Mobil itu langsung pergi.

Sebenarnya laki-laki itu hatinya juga tidak jahat, wanita itu menyimpulkan dalam hatinya.

Setelah mobil pergi tidak berapa jauh.

Devan memukul-mukul bagian belakang kursi di sampingnya, dan berkata: “Jangan berpura-pura lagi, orangnya sudah pergi.”

Bayangan hitam kecil di kursi belakang itu pun menggerakkan badan bagian bawahnya, lalu duduk. Dia sebenarnya berpikir untuk memberikan waktu untuk mereka berdua, tapi siapa tahu dari awal sampai akhir mereka berdua juga tidak terlalu berbincang. Berpikir sampai di sini, anak itu pun memuncungkan mulutnya ke Devan.

“Papa, kamu sebenarnya merasa mama gimana seh?”

Pandangan Devan melihat ke depan, tidak melirik ke samping sedikit pun, namun di benaknya muncul dan terlintas sederetan bayangan.

Dia melengkungkan bibirnya dan membuka mulut: “Sudah tua, jelek lagi, juga tidak menarik.”

Simon melototi Devan sejenak, dengan nada yang tidak senang berkata: “Papa yang sudah tua, makanya penglihatanmu juga sudah tidak bagus lagi.” Bagaimana pun dia melihat wanita itu terasa nyaman-nyaman saja.

Usai mengatakan itu, dia pun baring kembali.

Saat ini, di satu kamar di rumah Devan.

Gabriel melihat jam tangannya di tangannya, dengan nada dingin bertanya: “Apa kamu tahu ke mana Devan pergi?”

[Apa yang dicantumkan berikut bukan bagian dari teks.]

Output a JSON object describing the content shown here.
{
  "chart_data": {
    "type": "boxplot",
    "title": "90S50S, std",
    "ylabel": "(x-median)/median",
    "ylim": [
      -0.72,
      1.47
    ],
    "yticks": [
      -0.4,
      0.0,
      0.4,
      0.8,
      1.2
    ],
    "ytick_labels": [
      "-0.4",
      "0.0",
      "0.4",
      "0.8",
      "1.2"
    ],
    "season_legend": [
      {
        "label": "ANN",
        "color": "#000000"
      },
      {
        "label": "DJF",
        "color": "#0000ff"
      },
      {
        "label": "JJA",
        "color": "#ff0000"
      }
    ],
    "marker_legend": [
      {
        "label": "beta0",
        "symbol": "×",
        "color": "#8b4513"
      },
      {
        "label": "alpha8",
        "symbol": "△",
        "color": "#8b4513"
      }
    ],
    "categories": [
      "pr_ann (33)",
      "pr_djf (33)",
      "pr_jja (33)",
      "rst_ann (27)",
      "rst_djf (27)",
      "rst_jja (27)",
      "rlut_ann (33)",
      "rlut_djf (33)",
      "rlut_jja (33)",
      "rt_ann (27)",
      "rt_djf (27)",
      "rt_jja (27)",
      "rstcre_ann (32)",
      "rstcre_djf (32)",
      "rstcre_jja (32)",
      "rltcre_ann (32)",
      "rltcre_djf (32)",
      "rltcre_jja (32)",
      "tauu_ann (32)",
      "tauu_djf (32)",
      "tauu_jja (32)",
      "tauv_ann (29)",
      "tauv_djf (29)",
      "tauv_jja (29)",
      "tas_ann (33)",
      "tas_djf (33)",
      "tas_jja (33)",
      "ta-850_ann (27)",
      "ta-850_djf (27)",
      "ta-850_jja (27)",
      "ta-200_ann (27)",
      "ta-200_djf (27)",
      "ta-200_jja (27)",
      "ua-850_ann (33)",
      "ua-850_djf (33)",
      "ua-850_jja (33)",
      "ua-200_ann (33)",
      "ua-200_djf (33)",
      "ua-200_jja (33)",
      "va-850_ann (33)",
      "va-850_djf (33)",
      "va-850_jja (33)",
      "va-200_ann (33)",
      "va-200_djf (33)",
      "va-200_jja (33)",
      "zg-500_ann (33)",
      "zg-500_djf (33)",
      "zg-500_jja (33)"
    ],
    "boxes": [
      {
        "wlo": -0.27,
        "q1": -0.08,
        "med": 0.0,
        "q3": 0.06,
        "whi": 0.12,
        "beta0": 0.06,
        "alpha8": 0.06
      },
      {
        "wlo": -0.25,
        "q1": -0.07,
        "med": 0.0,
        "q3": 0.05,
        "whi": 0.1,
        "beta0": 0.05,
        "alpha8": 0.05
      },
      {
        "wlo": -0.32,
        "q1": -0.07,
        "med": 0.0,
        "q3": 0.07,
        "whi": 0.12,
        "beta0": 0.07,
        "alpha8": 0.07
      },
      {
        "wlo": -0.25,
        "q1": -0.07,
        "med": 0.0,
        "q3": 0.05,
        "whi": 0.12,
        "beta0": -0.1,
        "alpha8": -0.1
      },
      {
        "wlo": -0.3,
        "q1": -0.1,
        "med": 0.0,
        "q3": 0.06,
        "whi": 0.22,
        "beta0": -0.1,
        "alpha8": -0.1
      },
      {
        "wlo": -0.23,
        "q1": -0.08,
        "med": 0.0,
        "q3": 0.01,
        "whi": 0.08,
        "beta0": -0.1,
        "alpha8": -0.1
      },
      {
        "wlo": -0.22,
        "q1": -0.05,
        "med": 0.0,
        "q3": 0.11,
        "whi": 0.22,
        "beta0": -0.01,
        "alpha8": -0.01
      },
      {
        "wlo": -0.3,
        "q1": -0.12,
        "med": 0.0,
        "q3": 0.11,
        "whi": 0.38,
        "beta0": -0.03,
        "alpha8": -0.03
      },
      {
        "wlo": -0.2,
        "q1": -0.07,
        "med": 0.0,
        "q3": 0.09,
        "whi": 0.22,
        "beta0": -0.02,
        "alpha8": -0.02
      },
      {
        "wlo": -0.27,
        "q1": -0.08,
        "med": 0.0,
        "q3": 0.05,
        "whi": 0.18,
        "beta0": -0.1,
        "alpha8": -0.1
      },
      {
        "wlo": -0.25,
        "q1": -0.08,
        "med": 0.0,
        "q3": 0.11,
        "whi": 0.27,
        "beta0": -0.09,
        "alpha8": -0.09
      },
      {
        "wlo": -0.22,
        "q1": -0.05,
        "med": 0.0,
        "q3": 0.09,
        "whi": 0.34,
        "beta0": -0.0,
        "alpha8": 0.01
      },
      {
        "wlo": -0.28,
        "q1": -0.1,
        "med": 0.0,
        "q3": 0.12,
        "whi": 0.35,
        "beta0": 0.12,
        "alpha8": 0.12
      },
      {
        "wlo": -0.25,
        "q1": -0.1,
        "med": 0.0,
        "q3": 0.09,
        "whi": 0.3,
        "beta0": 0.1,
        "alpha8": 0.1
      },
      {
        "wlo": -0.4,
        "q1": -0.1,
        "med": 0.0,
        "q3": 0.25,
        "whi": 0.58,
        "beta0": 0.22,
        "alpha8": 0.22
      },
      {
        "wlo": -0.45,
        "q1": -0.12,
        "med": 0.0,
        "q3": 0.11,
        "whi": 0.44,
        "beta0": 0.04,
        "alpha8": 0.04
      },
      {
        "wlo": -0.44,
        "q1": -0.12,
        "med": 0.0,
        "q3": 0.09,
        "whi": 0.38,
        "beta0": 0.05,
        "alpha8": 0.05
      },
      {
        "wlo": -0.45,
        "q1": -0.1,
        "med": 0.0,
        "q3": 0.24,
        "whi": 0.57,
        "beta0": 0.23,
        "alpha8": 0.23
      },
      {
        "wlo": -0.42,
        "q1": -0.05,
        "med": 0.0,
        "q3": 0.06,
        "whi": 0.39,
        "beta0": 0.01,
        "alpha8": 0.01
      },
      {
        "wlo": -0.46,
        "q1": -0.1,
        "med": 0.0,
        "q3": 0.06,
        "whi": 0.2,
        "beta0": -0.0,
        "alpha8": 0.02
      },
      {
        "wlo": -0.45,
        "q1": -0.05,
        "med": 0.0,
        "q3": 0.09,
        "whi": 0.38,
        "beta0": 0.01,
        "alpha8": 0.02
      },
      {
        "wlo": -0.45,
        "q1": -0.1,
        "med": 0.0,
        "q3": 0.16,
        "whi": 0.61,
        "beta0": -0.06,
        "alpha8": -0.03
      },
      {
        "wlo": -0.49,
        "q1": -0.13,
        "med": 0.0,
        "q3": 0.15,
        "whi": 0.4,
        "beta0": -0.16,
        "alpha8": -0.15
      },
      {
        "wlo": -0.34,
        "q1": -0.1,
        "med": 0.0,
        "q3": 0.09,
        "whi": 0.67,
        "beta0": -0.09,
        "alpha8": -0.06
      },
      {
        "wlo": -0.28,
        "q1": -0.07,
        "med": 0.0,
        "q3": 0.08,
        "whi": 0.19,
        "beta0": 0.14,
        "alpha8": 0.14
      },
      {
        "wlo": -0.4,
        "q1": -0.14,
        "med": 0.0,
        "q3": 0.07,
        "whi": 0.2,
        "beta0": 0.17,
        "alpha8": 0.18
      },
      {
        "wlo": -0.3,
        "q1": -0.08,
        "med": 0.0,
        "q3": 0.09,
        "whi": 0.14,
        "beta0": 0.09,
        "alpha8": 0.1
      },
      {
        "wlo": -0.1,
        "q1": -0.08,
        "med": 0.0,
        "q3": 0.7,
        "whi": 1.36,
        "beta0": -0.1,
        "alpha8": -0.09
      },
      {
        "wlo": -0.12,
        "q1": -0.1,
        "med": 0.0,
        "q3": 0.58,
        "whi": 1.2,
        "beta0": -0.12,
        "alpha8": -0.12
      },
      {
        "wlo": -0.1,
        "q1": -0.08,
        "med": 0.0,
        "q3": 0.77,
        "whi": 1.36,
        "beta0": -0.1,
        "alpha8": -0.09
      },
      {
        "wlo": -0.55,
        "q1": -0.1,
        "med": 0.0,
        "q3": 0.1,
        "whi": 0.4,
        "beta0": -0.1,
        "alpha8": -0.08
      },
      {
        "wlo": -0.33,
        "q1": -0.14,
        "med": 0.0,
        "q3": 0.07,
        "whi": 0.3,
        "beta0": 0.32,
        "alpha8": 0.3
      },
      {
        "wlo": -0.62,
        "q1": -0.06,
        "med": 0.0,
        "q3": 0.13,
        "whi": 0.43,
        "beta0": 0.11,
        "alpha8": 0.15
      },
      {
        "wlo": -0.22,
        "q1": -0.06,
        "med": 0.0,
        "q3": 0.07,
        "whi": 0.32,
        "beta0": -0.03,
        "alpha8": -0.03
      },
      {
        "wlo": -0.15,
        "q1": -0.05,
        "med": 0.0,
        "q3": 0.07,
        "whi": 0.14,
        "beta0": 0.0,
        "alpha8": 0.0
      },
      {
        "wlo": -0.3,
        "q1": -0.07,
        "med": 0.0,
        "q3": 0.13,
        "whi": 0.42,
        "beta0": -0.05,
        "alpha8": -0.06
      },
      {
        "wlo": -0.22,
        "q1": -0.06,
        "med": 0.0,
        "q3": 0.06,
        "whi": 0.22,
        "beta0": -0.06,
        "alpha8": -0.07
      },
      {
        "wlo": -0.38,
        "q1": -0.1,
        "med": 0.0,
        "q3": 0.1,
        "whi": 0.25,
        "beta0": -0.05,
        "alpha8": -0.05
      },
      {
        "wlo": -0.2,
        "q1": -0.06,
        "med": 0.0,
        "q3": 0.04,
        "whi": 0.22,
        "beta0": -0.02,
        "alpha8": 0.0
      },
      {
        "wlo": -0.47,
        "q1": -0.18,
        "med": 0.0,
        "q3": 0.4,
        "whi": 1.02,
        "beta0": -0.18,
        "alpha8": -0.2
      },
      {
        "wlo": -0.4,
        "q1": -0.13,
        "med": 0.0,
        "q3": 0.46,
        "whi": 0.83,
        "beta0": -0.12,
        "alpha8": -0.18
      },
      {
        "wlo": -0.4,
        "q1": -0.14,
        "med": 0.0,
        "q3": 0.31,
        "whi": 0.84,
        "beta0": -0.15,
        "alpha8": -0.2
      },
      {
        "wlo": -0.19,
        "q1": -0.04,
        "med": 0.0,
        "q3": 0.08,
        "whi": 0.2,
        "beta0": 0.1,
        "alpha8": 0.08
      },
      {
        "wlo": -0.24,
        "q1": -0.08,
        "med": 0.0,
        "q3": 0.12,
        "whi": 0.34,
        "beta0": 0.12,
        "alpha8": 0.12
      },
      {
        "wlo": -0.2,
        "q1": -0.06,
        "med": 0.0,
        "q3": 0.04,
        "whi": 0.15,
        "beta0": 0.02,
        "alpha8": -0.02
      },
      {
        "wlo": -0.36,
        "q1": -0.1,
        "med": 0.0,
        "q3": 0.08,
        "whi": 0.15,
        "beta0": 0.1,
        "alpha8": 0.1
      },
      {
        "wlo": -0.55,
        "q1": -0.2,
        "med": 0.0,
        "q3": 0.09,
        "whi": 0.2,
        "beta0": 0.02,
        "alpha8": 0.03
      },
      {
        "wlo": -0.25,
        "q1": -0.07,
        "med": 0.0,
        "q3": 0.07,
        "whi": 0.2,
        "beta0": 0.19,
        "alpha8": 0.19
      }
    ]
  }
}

Pembantu yang terus berdiri di pintu itu menjawab dengan ketakutan: “Sebelum jam 8 Devan sudah membawa Simon pergi.” Dan langsung menundukkan kepalanya setelah menjawab dan tidak berani melihat Gabriel.

Sudah malam seperti ini masih membawa Simon pergi. Gabriel mengerutkan dahi, ujung mulutnya agak sedikit cemberut ke bawah, berdiri, lalu menutup pintu kamar itu, mengeluarkan dan memberikan setumpuk uang ke pembantu dihadapannya.

“Ayo bilang.” ujarnya.

Mulanya pembantu itu memandanginya dengan sorotan mata yang dalam, dengan tak sabaran ia pun memasukkan uang tersebut ke dalam lengan bajunya, baru lah menjawab: “Mendengar pembicaraan Simon dan mbok Lili, dia mau pergi mencari mamanya.”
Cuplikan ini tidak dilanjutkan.